The decision by Summit to list the online fashion conglomerate in the United States later this year reflects the company’s plans to expand its portfolio of Australian-founded brands into international markets.
The confidential value firm ventured out into the space in 2018 with the buyout of Princess Polly from originators Wes and Eirin Bryett, trailed by a larger part stake in Petal and Little guy a year after the fact. It paid nearly $600 million to acquire a 55% stake in Culture Kings from the company’s founders, Simon and Tahnee Beard, earlier this year.
After the 45 percent of the company that is not owned by the parent company is exchanged for a.k.a., the Bryetts will hold a 15.6% stake in the final listed entity, worth approximately $US370 million, and the Beards will claim a 17% stake, worth approximately $US400 million. stock. The Beards’ current ranking of 186th on the AFR Rich List will improve as a result of this.

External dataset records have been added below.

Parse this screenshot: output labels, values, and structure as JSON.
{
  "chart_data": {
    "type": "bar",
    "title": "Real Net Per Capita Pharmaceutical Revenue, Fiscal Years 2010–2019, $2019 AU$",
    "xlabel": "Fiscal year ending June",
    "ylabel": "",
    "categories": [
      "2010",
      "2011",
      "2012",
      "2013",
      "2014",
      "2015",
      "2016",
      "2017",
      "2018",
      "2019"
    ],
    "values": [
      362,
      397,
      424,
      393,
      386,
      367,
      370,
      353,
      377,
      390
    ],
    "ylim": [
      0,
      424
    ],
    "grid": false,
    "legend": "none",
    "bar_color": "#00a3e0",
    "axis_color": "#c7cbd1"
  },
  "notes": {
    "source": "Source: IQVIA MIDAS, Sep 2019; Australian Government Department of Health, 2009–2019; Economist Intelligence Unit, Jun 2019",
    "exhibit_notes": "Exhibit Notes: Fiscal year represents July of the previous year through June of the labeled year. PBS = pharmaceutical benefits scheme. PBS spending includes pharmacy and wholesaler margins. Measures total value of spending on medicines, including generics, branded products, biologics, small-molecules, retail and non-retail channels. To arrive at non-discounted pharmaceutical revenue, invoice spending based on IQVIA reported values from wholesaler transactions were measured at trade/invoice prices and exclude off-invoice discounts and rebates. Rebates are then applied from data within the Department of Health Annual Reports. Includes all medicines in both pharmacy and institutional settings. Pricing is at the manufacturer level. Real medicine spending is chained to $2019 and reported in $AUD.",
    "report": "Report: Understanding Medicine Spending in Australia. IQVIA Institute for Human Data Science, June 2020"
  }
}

Revenues for a. on a pro forma basis, which includes the acquisition of Culture Kings, came to $US385 million in 2020, with $13.7 million in net profits. Currently, Australia accounts for more than half of the company’s revenue, while the United States accounts for 36%.

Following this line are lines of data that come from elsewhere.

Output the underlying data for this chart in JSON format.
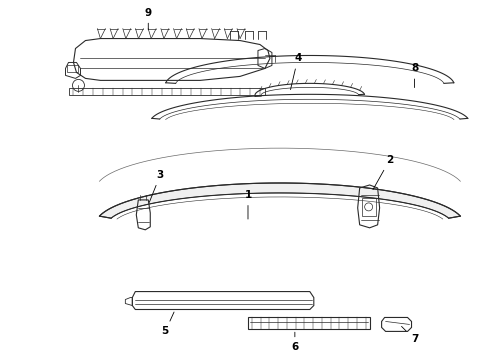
{
  "bg_color": "#ffffff",
  "line_color": "#2a2a2a",
  "label_color": "#000000",
  "fig_width": 4.9,
  "fig_height": 3.6,
  "dpi": 100
}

Last week, in its IPO filing with the US financial regulator, a.k.a. said that it thought there was a chance to grow the brands in their current markets as well as in other international markets. Additionally, the company intends to continue acquiring new brands in order to expand its product offering, concentrating on “new demographics, markets, or fashion tastes.”
The company stated, “We are evaluating multiple opportunities for such acquisitions in the near term.”
“We believe our demonstrated ability to provide infrastructure, expertise, and capital to scale brands and create significant value makes us an attractive partner, giving us a competitive advantage in the acquisition of new brands,” the company states.
Culture Kings was sued earlier this year by Mike Tyson, a former world champion boxer, for allegedly using his image to sell T-shirts without permission.